Grocery Note:
Mozartkugeln
17 August 2018

For the second time in a row, Schaller & Weber hasn’t had any Mozartkugeln for sale. When a man in ordinary clothes whom I’d never seen before asked me what I was looking for, he didn’t know what Mozartkugeln were. It did seem, however, that he actually worked in the shop. 

I never imagined…

And when I say that they didn’t have any, I mean that they didn’t have the Reber brand, either, which I shouldn’t have bought no matter how desperate. I buy only Mirabell. The Mirabell are said to come from Salzburg (although they’re made under the aegis of Mondelez now), while the Reber come from Vienna. Ironic; the ones that I liked should not come from the town that Mozart hated. 

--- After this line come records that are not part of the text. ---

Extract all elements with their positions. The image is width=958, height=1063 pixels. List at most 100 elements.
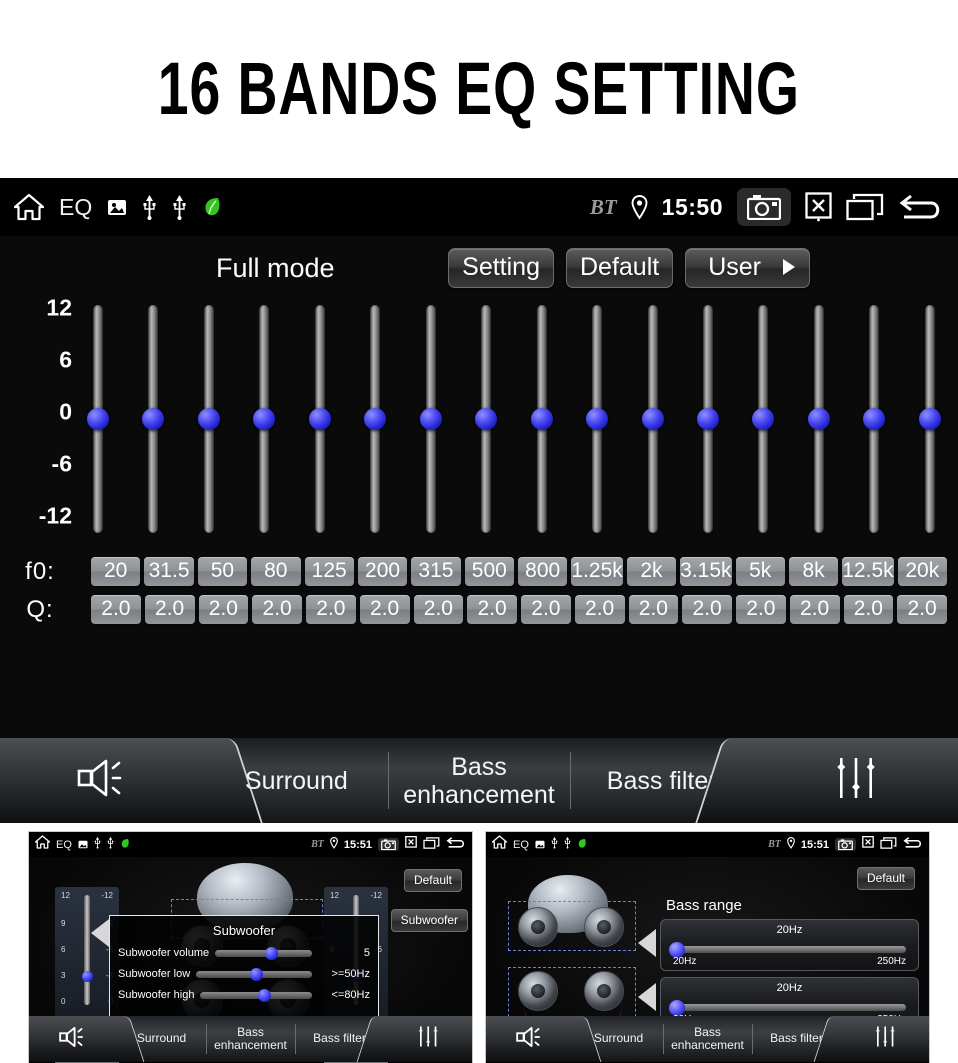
- slider-thumb[interactable]: [863, 408, 886, 430]
- thumbnail-bass-range-screen[interactable]: EQ BT 15:51 Default Bass range 20Hz 20Hz…: [485, 831, 930, 1063]
- back-arrow-icon[interactable]: [898, 192, 944, 222]
- eq-slider-80[interactable]: [253, 305, 276, 533]
- q-cell[interactable]: 2.0: [467, 594, 517, 625]
- q-cell[interactable]: 2.0: [198, 594, 249, 625]
- q-cell[interactable]: 2.0: [359, 594, 410, 625]
- home-icon[interactable]: [14, 193, 44, 221]
- f0-cell[interactable]: 20k: [897, 556, 947, 587]
- f0-cell[interactable]: 315: [411, 556, 461, 587]
- q-cell[interactable]: 2.0: [843, 594, 894, 625]
- f0-cell[interactable]: 80: [251, 556, 301, 587]
- bass-range-slider-1[interactable]: 20Hz 20Hz 250Hz: [660, 919, 919, 971]
- subwoofer-low-slider[interactable]: [196, 967, 312, 981]
- slider-thumb[interactable]: [752, 408, 775, 430]
- slider-thumb[interactable]: [197, 408, 220, 430]
- eq-slider-200[interactable]: [364, 305, 387, 533]
- q-cell[interactable]: 2.0: [897, 594, 947, 625]
- eq-slider-315[interactable]: [419, 305, 442, 533]
- tab-equalizer[interactable]: [753, 738, 958, 823]
- slider-thumb[interactable]: [249, 967, 263, 981]
- eq-slider-800[interactable]: [530, 305, 553, 533]
- f0-cell[interactable]: 8k: [788, 556, 839, 587]
- f0-cell[interactable]: 200: [357, 556, 408, 587]
- tab-speaker[interactable]: [0, 738, 205, 823]
- tab-bass-enhancement[interactable]: Bass enhancement: [663, 1016, 752, 1062]
- tab-speaker[interactable]: [486, 1016, 574, 1062]
- eq-slider-125[interactable]: [308, 305, 331, 533]
- setting-button[interactable]: Setting: [448, 247, 554, 289]
- tab-bass-enhancement[interactable]: Bass enhancement: [387, 738, 571, 823]
- f0-cell[interactable]: 2k: [626, 556, 677, 587]
- tab-surround[interactable]: Surround: [574, 1016, 663, 1062]
- slider-thumb[interactable]: [918, 408, 941, 430]
- q-cell[interactable]: 2.0: [574, 594, 625, 625]
- range-track[interactable]: [673, 1004, 906, 1011]
- camera-icon[interactable]: [737, 188, 791, 226]
- q-cell[interactable]: 2.0: [144, 594, 195, 625]
- slider-thumb[interactable]: [530, 408, 553, 430]
- f0-cell[interactable]: 12.5k: [842, 556, 894, 587]
- meter-thumb[interactable]: [81, 971, 93, 982]
- tab-surround[interactable]: Surround: [117, 1016, 206, 1062]
- slider-thumb[interactable]: [696, 408, 719, 430]
- q-cell[interactable]: 2.0: [413, 594, 464, 625]
- user-preset-button[interactable]: User: [685, 247, 810, 289]
- slider-thumb[interactable]: [586, 408, 609, 430]
- slider-thumb[interactable]: [641, 408, 664, 430]
- f0-cell[interactable]: 800: [518, 556, 568, 587]
- q-cell[interactable]: 2.0: [91, 594, 141, 625]
- f0-cell[interactable]: 50: [197, 556, 248, 587]
- f0-cell[interactable]: 1.25k: [571, 556, 623, 587]
- q-cell[interactable]: 2.0: [521, 594, 571, 625]
- eq-slider-31.5[interactable]: [142, 305, 165, 533]
- f0-cell[interactable]: 20: [91, 556, 141, 587]
- tab-bass-enhancement[interactable]: Bass enhancement: [206, 1016, 295, 1062]
- slider-thumb[interactable]: [257, 988, 271, 1002]
- slider-thumb[interactable]: [142, 408, 165, 430]
- slider-thumb[interactable]: [253, 408, 276, 430]
- f0-cell[interactable]: 5k: [735, 556, 785, 587]
- eq-slider-12.5k[interactable]: [863, 305, 886, 533]
- slider-thumb[interactable]: [264, 946, 278, 960]
- subwoofer-volume-slider[interactable]: [215, 946, 312, 960]
- f0-cell[interactable]: 125: [304, 556, 354, 587]
- default-button[interactable]: Default: [403, 869, 462, 892]
- eq-slider-1.25k[interactable]: [586, 305, 609, 533]
- q-cell[interactable]: 2.0: [306, 594, 356, 625]
- eq-slider-500[interactable]: [475, 305, 498, 533]
- tab-surround[interactable]: Surround: [205, 738, 388, 823]
- q-cell[interactable]: 2.0: [252, 594, 302, 625]
- tab-speaker[interactable]: [29, 1016, 117, 1062]
- eq-slider-20k[interactable]: [918, 305, 941, 533]
- q-cell[interactable]: 2.0: [789, 594, 840, 625]
- subwoofer-button[interactable]: Subwoofer: [390, 909, 468, 932]
- slider-thumb[interactable]: [419, 408, 442, 430]
- eq-slider-3.15k[interactable]: [696, 305, 719, 533]
- f0-cell[interactable]: 3.15k: [680, 556, 732, 587]
- slider-thumb[interactable]: [807, 408, 830, 430]
- tab-equalizer[interactable]: [841, 1016, 929, 1062]
- subwoofer-high-slider[interactable]: [200, 988, 312, 1002]
- q-cell[interactable]: 2.0: [682, 594, 732, 625]
- thumbnail-subwoofer-screen[interactable]: EQ BT 15:51 12 -12 9 6 3 0 12 -12 Defaul…: [28, 831, 473, 1063]
- eq-slider-5k[interactable]: [752, 305, 775, 533]
- default-button[interactable]: Default: [565, 247, 674, 289]
- slider-thumb[interactable]: [87, 408, 109, 430]
- meter-track[interactable]: [84, 895, 90, 1005]
- q-cell[interactable]: 2.0: [736, 594, 786, 625]
- tab-equalizer[interactable]: [384, 1016, 472, 1062]
- range-track[interactable]: [673, 946, 906, 953]
- eq-slider-8k[interactable]: [807, 305, 830, 533]
- default-button[interactable]: Default: [856, 867, 915, 890]
- slider-thumb[interactable]: [308, 408, 331, 430]
- eq-slider-2k[interactable]: [641, 305, 664, 533]
- f0-cell[interactable]: 500: [464, 556, 514, 587]
- multitask-icon[interactable]: [846, 193, 884, 221]
- eq-slider-50[interactable]: [197, 305, 220, 533]
- slider-thumb[interactable]: [475, 408, 498, 430]
- screen-off-icon[interactable]: [805, 192, 832, 222]
- slider-thumb[interactable]: [364, 408, 387, 430]
- eq-slider-20[interactable]: [87, 305, 109, 533]
- f0-cell[interactable]: 31.5: [144, 556, 194, 587]
- q-cell[interactable]: 2.0: [628, 594, 679, 625]
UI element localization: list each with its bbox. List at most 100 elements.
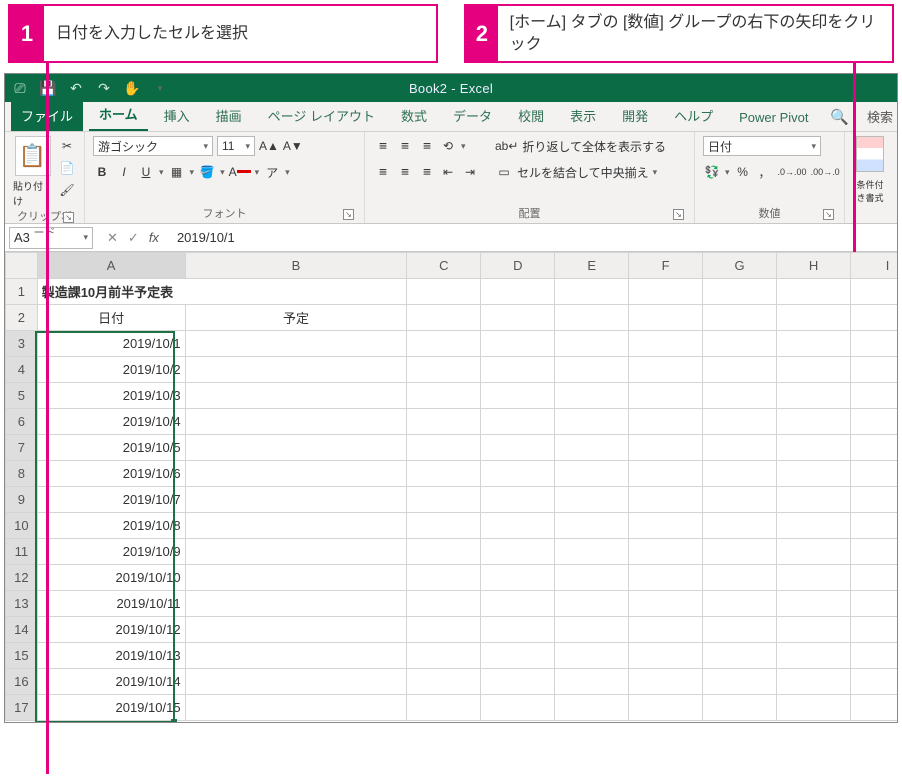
redo-icon[interactable]: ↷ — [95, 79, 113, 97]
row-header-3[interactable]: 3 — [6, 331, 38, 357]
row-header-2[interactable]: 2 — [6, 305, 38, 331]
cell-A15[interactable]: 2019/10/13 — [37, 643, 185, 669]
cut-icon[interactable]: ✂ — [58, 136, 76, 156]
increase-indent-icon[interactable]: ⇥ — [461, 162, 479, 182]
tab-data[interactable]: データ — [443, 100, 502, 131]
row-header-14[interactable]: 14 — [6, 617, 38, 643]
fill-color-icon[interactable]: 🪣 — [198, 162, 216, 182]
tab-developer[interactable]: 開発 — [612, 100, 658, 131]
tab-home[interactable]: ホーム — [89, 98, 148, 131]
increase-font-icon[interactable]: A▲ — [259, 136, 279, 156]
cell-A14[interactable]: 2019/10/12 — [37, 617, 185, 643]
comma-format-button[interactable]: ， — [756, 162, 774, 182]
row-header-12[interactable]: 12 — [6, 565, 38, 591]
row-header-1[interactable]: 1 — [6, 279, 38, 305]
row-header-11[interactable]: 11 — [6, 539, 38, 565]
col-header-F[interactable]: F — [629, 253, 703, 279]
cell-A3[interactable]: 2019/10/1 — [37, 331, 185, 357]
cell-A6[interactable]: 2019/10/4 — [37, 409, 185, 435]
col-header-E[interactable]: E — [555, 253, 629, 279]
italic-button[interactable]: I — [115, 162, 133, 182]
row-header-13[interactable]: 13 — [6, 591, 38, 617]
row-header-4[interactable]: 4 — [6, 357, 38, 383]
cell-A5[interactable]: 2019/10/3 — [37, 383, 185, 409]
search-label[interactable]: 検索 — [867, 107, 893, 126]
tab-view[interactable]: 表示 — [560, 100, 606, 131]
tab-formulas[interactable]: 数式 — [391, 100, 437, 131]
chevron-down-icon[interactable]: ▾ — [285, 167, 290, 178]
formula-input[interactable]: 2019/10/1 — [169, 230, 897, 245]
bold-button[interactable]: B — [93, 162, 111, 182]
copy-icon[interactable]: 📄 — [58, 158, 76, 178]
touch-mode-icon[interactable]: ✋ — [123, 79, 141, 97]
merge-cells-label[interactable]: セルを結合して中央揃え — [517, 164, 649, 181]
chevron-down-icon[interactable]: ▾ — [255, 167, 260, 178]
tab-insert[interactable]: 挿入 — [154, 100, 200, 131]
enter-formula-icon[interactable]: ✓ — [128, 230, 139, 246]
cancel-formula-icon[interactable]: ✕ — [107, 230, 118, 246]
number-format-select[interactable]: 日付▾ — [703, 136, 821, 156]
cell-A8[interactable]: 2019/10/6 — [37, 461, 185, 487]
tab-page-layout[interactable]: ページ レイアウト — [258, 100, 385, 131]
decrease-indent-icon[interactable]: ⇤ — [439, 162, 457, 182]
col-header-H[interactable]: H — [777, 253, 851, 279]
search-icon[interactable]: 🔍 — [830, 108, 849, 126]
tab-help[interactable]: ヘルプ — [664, 100, 723, 131]
chevron-down-icon[interactable]: ▾ — [725, 167, 730, 178]
font-color-icon[interactable]: A — [229, 162, 251, 182]
cell-A7[interactable]: 2019/10/5 — [37, 435, 185, 461]
cell-A2[interactable]: 日付 — [37, 305, 185, 331]
font-size-select[interactable]: 11▾ — [217, 136, 255, 156]
conditional-formatting-label[interactable]: 条件付き書式 — [853, 178, 887, 204]
cell-A1[interactable]: 製造課10月前半予定表 — [37, 279, 407, 305]
cell-A4[interactable]: 2019/10/2 — [37, 357, 185, 383]
row-header-8[interactable]: 8 — [6, 461, 38, 487]
tab-draw[interactable]: 描画 — [206, 100, 252, 131]
col-header-D[interactable]: D — [481, 253, 555, 279]
increase-decimal-icon[interactable]: .0→.00 — [778, 162, 807, 182]
chevron-down-icon[interactable]: ▾ — [159, 167, 164, 178]
alignment-launcher-icon[interactable]: ↘ — [673, 209, 684, 220]
col-header-C[interactable]: C — [407, 253, 481, 279]
wrap-text-label[interactable]: 折り返して全体を表示する — [522, 138, 666, 155]
row-header-9[interactable]: 9 — [6, 487, 38, 513]
number-launcher-icon[interactable]: ↘ — [823, 209, 834, 220]
decrease-decimal-icon[interactable]: .00→.0 — [811, 162, 840, 182]
align-left-icon[interactable]: ≡ — [373, 162, 391, 182]
font-launcher-icon[interactable]: ↘ — [343, 209, 354, 220]
phonetic-icon[interactable]: ア — [263, 162, 281, 182]
qat-customize-icon[interactable]: ▾ — [151, 79, 169, 97]
tab-review[interactable]: 校閲 — [508, 100, 554, 131]
cell-B2[interactable]: 予定 — [185, 305, 407, 331]
merge-cells-icon[interactable]: ▭ — [495, 162, 513, 182]
row-header-16[interactable]: 16 — [6, 669, 38, 695]
align-bottom-icon[interactable]: ≡ — [417, 136, 435, 156]
cell-A9[interactable]: 2019/10/7 — [37, 487, 185, 513]
col-header-I[interactable]: I — [851, 253, 898, 279]
align-right-icon[interactable]: ≡ — [417, 162, 435, 182]
clipboard-launcher-icon[interactable]: ↘ — [63, 212, 74, 223]
row-header-7[interactable]: 7 — [6, 435, 38, 461]
orientation-icon[interactable]: ⟲ — [439, 136, 457, 156]
row-header-5[interactable]: 5 — [6, 383, 38, 409]
percent-format-button[interactable]: % — [734, 162, 752, 182]
row-header-15[interactable]: 15 — [6, 643, 38, 669]
row-header-10[interactable]: 10 — [6, 513, 38, 539]
cell-A13[interactable]: 2019/10/11 — [37, 591, 185, 617]
row-header-17[interactable]: 17 — [6, 695, 38, 721]
col-header-A[interactable]: A — [37, 253, 185, 279]
row-header-6[interactable]: 6 — [6, 409, 38, 435]
conditional-formatting-icon[interactable] — [856, 136, 884, 172]
chevron-down-icon[interactable]: ▾ — [190, 167, 195, 178]
decrease-font-icon[interactable]: A▼ — [283, 136, 303, 156]
cell-A10[interactable]: 2019/10/8 — [37, 513, 185, 539]
align-center-icon[interactable]: ≡ — [395, 162, 413, 182]
align-top-icon[interactable]: ≡ — [373, 136, 391, 156]
cell-A16[interactable]: 2019/10/14 — [37, 669, 185, 695]
wrap-text-icon[interactable]: ab↵ — [495, 136, 518, 156]
col-header-G[interactable]: G — [703, 253, 777, 279]
tab-power-pivot[interactable]: Power Pivot — [729, 104, 818, 131]
cell-A17[interactable]: 2019/10/15 — [37, 695, 185, 721]
chevron-down-icon[interactable]: ▾ — [220, 167, 225, 178]
autosave-icon[interactable]: ⎚ — [11, 79, 29, 97]
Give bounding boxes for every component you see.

So I went online. The first comment was enough to put me off. (The astronomical shipping fee hadn’t been.) The candies took a month to arrive, were old and pale tasting, with the foil wrappers stuck to the chocolate — I could easily imagine this immense and expensive (considering) disappointment. Another commenter said that he ought to have waited for winter, which is of course quite true where candies are concerned, and probably an explanation of the high freight.

A Mozartkugeln bonbon is not unlike the planet earth, layers of different treats enveloping a center of pistachio marzipan. Well, the marzipan is not molten, and neither is the earth covered in chocolate. When I was a boy, I was always buying Three Musketeers bars and then wondering why. It’s the same with Mozartkugeln — they still taste somewhat weird. But it’s the weirdness that brings me back. 

Until the problem clears up (if it ever does), I shall have to take the few Mozartkugeln that I still have out of the dish on the sideboard. Sometimes, Ray Soleil is bold enough to help himself to two!